Secondo Guasconi, la flessione deve essere letta anche alla luce della crescita straordinaria degli anni precedenti: “Il valore delle esportazioni farmaceutiche era quasi triplicato in cinque anni fino al 2023. Il dato del 2025 può quindi essere interpretato anche come un fisiologico assestamento. Il polo farmaceutico senese – aggiunge Guasconi – resta un’eccellenza nazionale nella produzione di farmaci e vaccini”.
Camperistica in difficoltà
Il secondo settore dell’export senese è quello della camperistica, che nel 2025 ha superato 579 milioni di euro, ma con una flessione del 13,7% rispetto al 2024.
Tra i mercati principali si registrano difficoltà in Germania (-21,1%), Francia (-43,3%) e Regno Unito (-18,2%), mentre crescono Spagna (+17%), Belgio (+22,5%), Polonia (+35,6%) e Slovenia (+104,4%).
Il vino tiene, ma rallenta
Il terzo pilastro dell’export senese resta quello delle bevande, in particolare il vino, che nel 2025 ha superato 430 milioni di euro, con una diminuzione del 3,8%.
Gli Stati Uniti, primo mercato di riferimento, scendono del 12,4% con 157 milioni di euro di esportazioni, mentre cresce il secondo mercato, la Germania, con +29,9%.
Secondo Guasconi, i dazi annunciati nel 2024 avevano inizialmente spinto gli ordinativi, mentre la loro applicazione dall’agosto 2025 “non sembra aver colpito in maniera significativa le fasce di vino più costose, nelle quali rientrano molti vini di alta gamma prodotti nel senese”.

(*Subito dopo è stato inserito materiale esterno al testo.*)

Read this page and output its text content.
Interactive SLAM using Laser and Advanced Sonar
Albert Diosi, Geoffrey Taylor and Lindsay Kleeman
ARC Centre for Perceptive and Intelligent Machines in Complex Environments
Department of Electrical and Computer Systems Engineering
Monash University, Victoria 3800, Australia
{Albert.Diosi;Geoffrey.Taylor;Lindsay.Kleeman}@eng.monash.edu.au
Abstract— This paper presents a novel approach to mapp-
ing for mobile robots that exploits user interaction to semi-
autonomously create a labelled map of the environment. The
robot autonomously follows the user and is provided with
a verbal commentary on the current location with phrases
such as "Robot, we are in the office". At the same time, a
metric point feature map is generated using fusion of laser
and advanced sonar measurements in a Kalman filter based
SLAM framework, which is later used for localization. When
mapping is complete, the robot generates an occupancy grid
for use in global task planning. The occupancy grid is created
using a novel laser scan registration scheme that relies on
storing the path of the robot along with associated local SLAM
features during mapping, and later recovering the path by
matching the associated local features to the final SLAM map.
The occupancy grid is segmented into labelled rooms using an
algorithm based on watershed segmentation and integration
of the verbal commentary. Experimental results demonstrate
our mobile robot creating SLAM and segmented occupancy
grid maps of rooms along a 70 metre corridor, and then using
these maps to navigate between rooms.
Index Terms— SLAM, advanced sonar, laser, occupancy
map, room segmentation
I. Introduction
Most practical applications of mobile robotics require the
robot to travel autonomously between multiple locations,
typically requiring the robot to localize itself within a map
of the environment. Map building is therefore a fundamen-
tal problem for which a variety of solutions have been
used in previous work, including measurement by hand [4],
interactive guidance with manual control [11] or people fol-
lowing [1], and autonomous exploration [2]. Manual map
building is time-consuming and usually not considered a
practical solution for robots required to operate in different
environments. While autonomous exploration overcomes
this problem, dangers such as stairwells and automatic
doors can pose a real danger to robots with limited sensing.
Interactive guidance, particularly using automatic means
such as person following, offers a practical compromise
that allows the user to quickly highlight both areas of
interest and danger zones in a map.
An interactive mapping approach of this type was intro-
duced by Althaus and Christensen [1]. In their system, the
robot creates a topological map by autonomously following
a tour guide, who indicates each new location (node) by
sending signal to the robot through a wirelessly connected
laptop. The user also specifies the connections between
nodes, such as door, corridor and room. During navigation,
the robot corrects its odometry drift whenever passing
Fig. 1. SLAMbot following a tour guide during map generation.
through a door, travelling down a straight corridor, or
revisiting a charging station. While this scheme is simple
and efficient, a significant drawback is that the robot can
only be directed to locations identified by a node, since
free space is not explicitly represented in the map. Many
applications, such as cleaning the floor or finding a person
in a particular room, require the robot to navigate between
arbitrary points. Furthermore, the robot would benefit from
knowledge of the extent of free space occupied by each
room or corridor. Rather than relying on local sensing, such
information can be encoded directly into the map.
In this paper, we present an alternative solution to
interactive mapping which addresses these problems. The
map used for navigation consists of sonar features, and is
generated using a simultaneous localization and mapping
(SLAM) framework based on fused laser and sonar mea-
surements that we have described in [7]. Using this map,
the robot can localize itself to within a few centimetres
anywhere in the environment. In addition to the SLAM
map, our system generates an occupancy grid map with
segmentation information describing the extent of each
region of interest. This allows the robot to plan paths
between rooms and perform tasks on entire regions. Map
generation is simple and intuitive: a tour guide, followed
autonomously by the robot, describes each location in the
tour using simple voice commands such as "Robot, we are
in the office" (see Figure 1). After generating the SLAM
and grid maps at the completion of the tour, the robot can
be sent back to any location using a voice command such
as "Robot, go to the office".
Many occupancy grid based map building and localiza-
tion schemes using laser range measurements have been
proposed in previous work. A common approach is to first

Un contesto internazionale incerto
Nel complesso il quadro dell’export provinciale mostra difficoltà diffuse in diversi comparti manifatturieri, anche se gli ultimi mesi dell’anno hanno evidenziato segnali di miglioramento.
“Il futuro rimane condizionato da variabili esterne imprevedibili – conclude Guasconi – come il protrarsi dei conflitti in Ucraina e nel Golfo, con ripercussioni sui trasporti, l’instabilità dei mercati energetici e l’aumento delle barriere tariffarie. Tutti fattori che obbligano le imprese senesi a rivedere costantemente le proprie strategie commerciali in un mercato globale sempre meno stabile”.